Unfortunately, I got slammed and was told that Google will crucify me for having duplicate content and I was like WTF?!

I am pretty set on having “Pretty URLs”…

And as an end user, I think my latest URL design is very easy to read.

And personally I do not see where there is “duplicate” content, because as you sort the entire list of 300+ Article summaries, you will never have the same Article summaries on the same page as you sort and filter, right?

So I am feeling very heartbroken, because I thought I was applying previously sound advice and was supposed to be done with this last night, and now I have others telling me that my entire scheme is wrong?! :eek:

I am very upset right now…

Sincerely,

Debbie

Ah I see. When you said about filtering and sorting in the URL, I thought you meant as part of the query string.

I would have said that the section and subsection would want to be part of the url, whereas the sort field, sort order and page should be part of the query string (e.g. /finance/economy?sortby=date&order=desc&page=1).

I’m no SEO expert, so I’d definitely double-check that, but I was under the impression that doing it this way shouldn’t cause you any problems.
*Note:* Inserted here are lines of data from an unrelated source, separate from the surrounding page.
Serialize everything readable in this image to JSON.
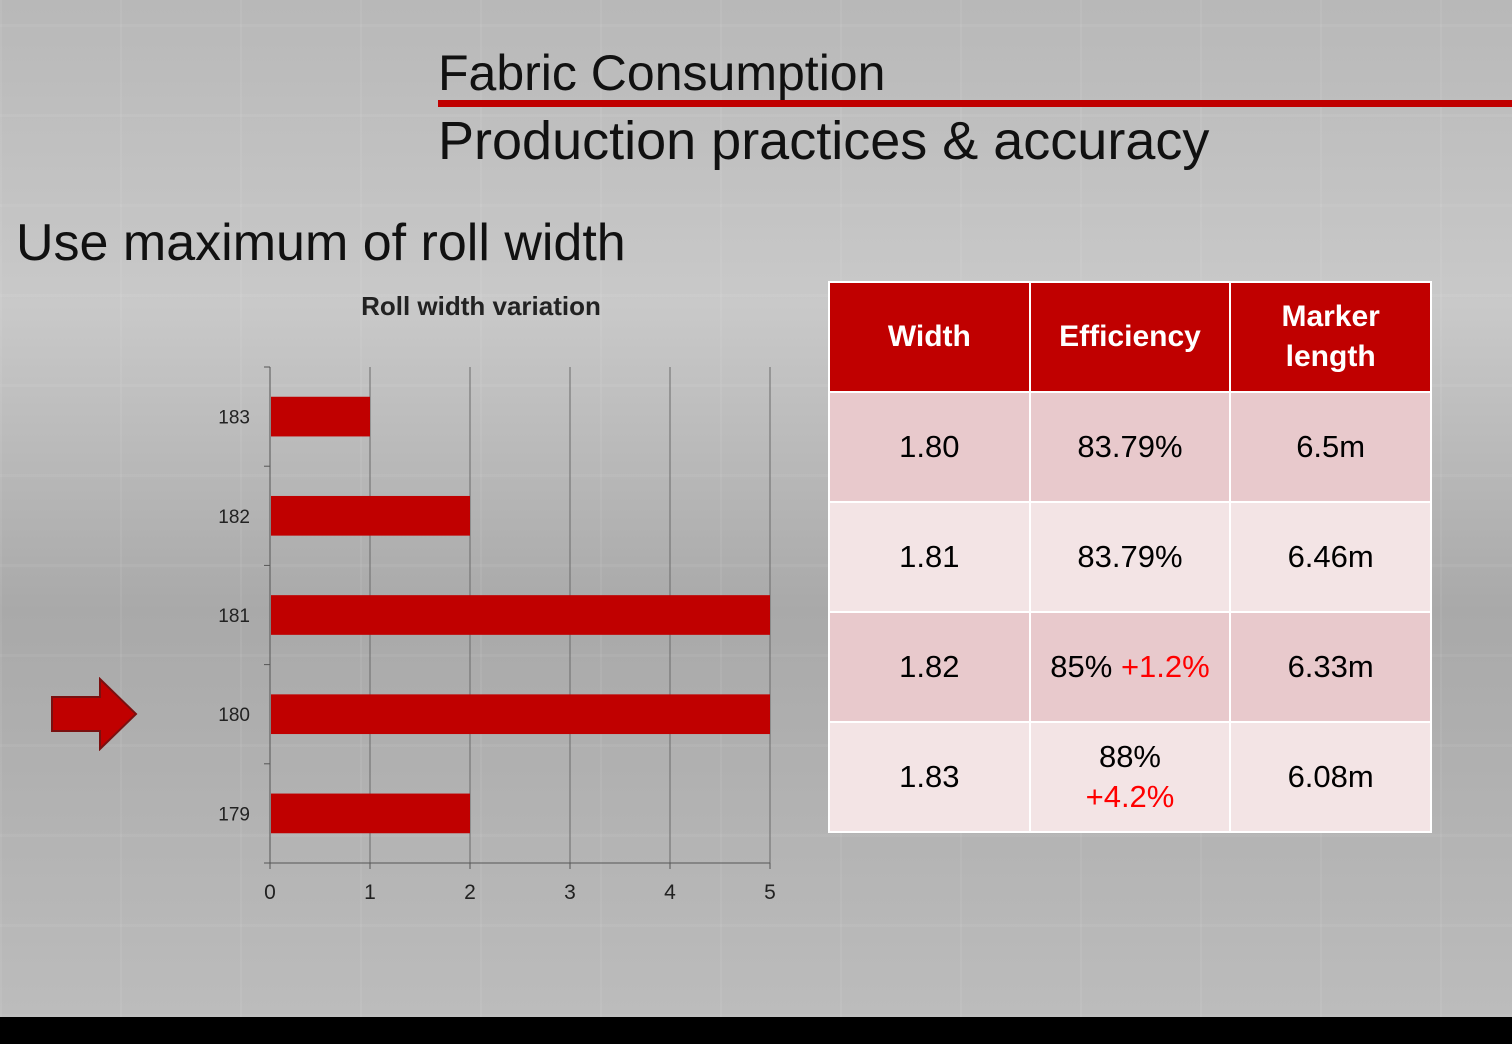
{
  "header": {
    "title": "Fabric Consumption",
    "subtitle": "Production practices & accuracy"
  },
  "section_title": "Use maximum of roll width",
  "colors": {
    "accent": "#c00000",
    "delta": "#ff0000",
    "row_dark": "#e8c9cc",
    "row_light": "#f3e4e5"
  },
  "chart_data": {
    "type": "bar",
    "orientation": "horizontal",
    "title": "Roll width variation",
    "categories": [
      "183",
      "182",
      "181",
      "180",
      "179"
    ],
    "values": [
      1,
      2,
      5,
      5,
      2
    ],
    "xlim": [
      0,
      5
    ],
    "xticks": [
      "0",
      "1",
      "2",
      "3",
      "4",
      "5"
    ],
    "grid": "vertical",
    "legend": "none",
    "highlighted_category": "180",
    "highlight_marker": "arrow-right-icon"
  },
  "table": {
    "headers": [
      "Width",
      "Efficiency",
      "Marker length"
    ],
    "rows": [
      {
        "width": "1.80",
        "efficiency": "83.79%",
        "delta": "",
        "marker": "6.5m"
      },
      {
        "width": "1.81",
        "efficiency": "83.79%",
        "delta": "",
        "marker": "6.46m"
      },
      {
        "width": "1.82",
        "efficiency": "85%",
        "delta": "+1.2%",
        "marker": "6.33m"
      },
      {
        "width": "1.83",
        "efficiency": "88%",
        "delta": "+4.2%",
        "marker": "6.08m"
      }
    ]
  }
}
After all, sites like Google Analytics and Webmaster Tools allow you to specify which query string variables are relevant to the page content and which should be ignored to deal with this sort of thing.
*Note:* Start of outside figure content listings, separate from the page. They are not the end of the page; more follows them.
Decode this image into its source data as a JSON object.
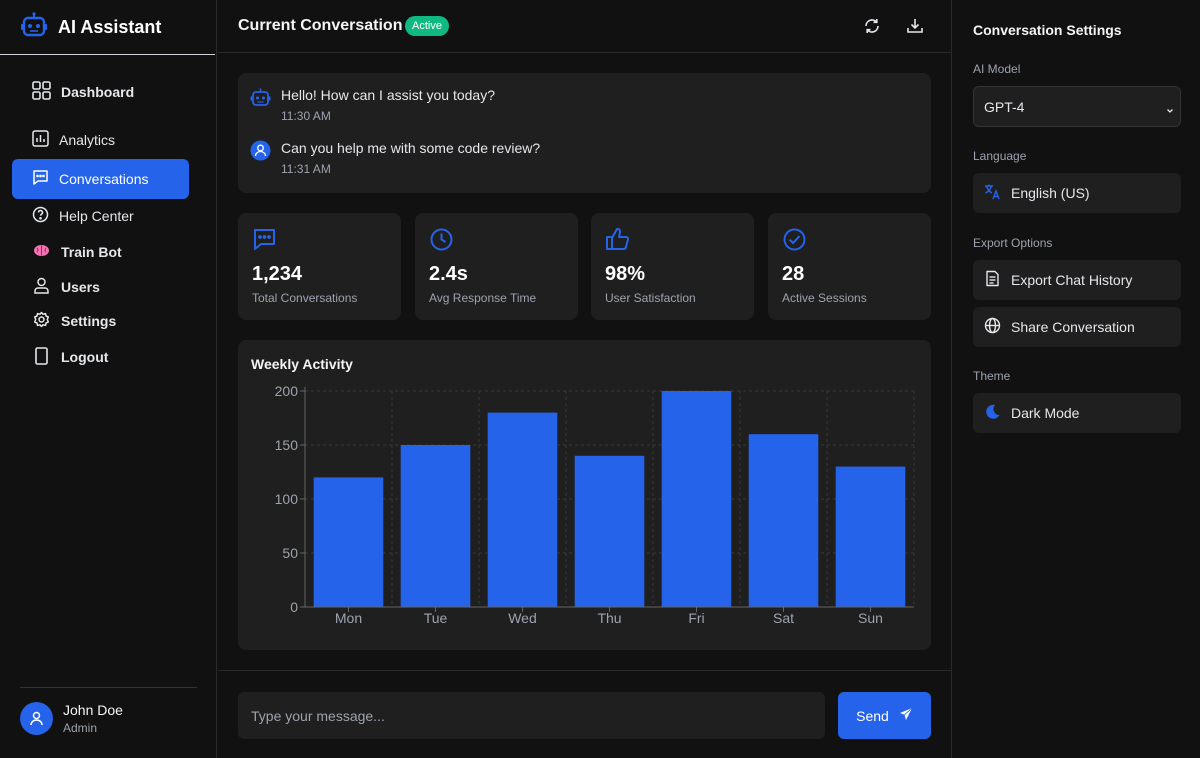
{
  "app": {
    "title": "AI Assistant"
  },
  "sidebar": {
    "items": [
      {
        "label": "Dashboard",
        "icon": "grid-icon"
      },
      {
        "label": "Analytics",
        "icon": "bar-chart-icon"
      },
      {
        "label": "Conversations",
        "icon": "chat-icon",
        "active": true
      },
      {
        "label": "Help Center",
        "icon": "question-circle-icon"
      },
      {
        "label": "Train Bot",
        "icon": "brain-icon"
      },
      {
        "label": "Users",
        "icon": "user-icon"
      },
      {
        "label": "Settings",
        "icon": "gear-icon"
      },
      {
        "label": "Logout",
        "icon": "logout-icon"
      }
    ],
    "user": {
      "name": "John Doe",
      "role": "Admin"
    }
  },
  "header": {
    "title": "Current Conversation",
    "status": "Active"
  },
  "chat": {
    "messages": [
      {
        "sender": "bot",
        "text": "Hello! How can I assist you today?",
        "time": "11:30 AM"
      },
      {
        "sender": "user",
        "text": "Can you help me with some code review?",
        "time": "11:31 AM"
      }
    ]
  },
  "stats": [
    {
      "value": "1,234",
      "label": "Total Conversations",
      "icon": "chat-icon"
    },
    {
      "value": "2.4s",
      "label": "Avg Response Time",
      "icon": "clock-icon"
    },
    {
      "value": "98%",
      "label": "User Satisfaction",
      "icon": "thumbs-up-icon"
    },
    {
      "value": "28",
      "label": "Active Sessions",
      "icon": "check-circle-icon"
    }
  ],
  "chart_data": {
    "type": "bar",
    "title": "Weekly Activity",
    "categories": [
      "Mon",
      "Tue",
      "Wed",
      "Thu",
      "Fri",
      "Sat",
      "Sun"
    ],
    "values": [
      120,
      150,
      180,
      140,
      200,
      160,
      130
    ],
    "ylim": [
      0,
      200
    ],
    "yticks": [
      0,
      50,
      100,
      150,
      200
    ],
    "grid": true,
    "bar_color": "#2563eb"
  },
  "composer": {
    "placeholder": "Type your message...",
    "send_label": "Send"
  },
  "settings": {
    "title": "Conversation Settings",
    "model_label": "AI Model",
    "model_value": "GPT-4",
    "language_label": "Language",
    "language_value": "English (US)",
    "export_label": "Export Options",
    "export_chat": "Export Chat History",
    "share": "Share Conversation",
    "theme_label": "Theme",
    "theme_value": "Dark Mode"
  },
  "colors": {
    "accent": "#2563eb",
    "success": "#10b981",
    "surface": "#1f1f1f"
  }
}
Don’t you think that looks ugly though?

And doesn’t it defeat the purpose of my “Pretty URL”?

Debbie

Penalized is probably the wrong word.

If in doubt, follow the information to the source. https://support.google.com/webmasters/answer/1663744?hl=en

EDIT: Also https://support.google.com/webmasters/answer/66359?hl=en

What is your opinion on what I am doing to my URLs, Jeff?

If I implement the canonical link thingy and use next and prev, can I still keep URLs like these…


/finance/economy/by-date/desc/1
/finance/economy/by-date/desc/2
/finance/economy/by-date/desc/3
/finance/economy/by-date/desc/4

/finance/economy/by-title/asc/1
/finance/economy/by-title/asc/2
/finance/economy/by-title/asc/3
/finance/economy/by-title/asc/4

More so, do you follow what I am doing? (I feel like people don’t follow exactly what I am encountering on my Subsection landing page…) :frowning:

Sincerely,

Debbie

Those URLs are probably fine. Regardless if you use path segments or query strings, Google will likely still see them as separate pages. Also, pagination and sorting are extremely common on the Web. It seems a safe bet that Google will interpret it as such and index appropriately. That being said, the “canonical”, “next”, and “prev” links can only help.

I try to make a point to use words such as “probably”, “likely”, and “safe bet”, because most of what anyone will ever tell you about SEO (me included) is most likely an educated guess. Realistically, Google’s search engine is a black box. We don’t get to see its internal wiring. Google’s webmaster blogs and videos are almost certainly our best insight into the engine’s inner workings.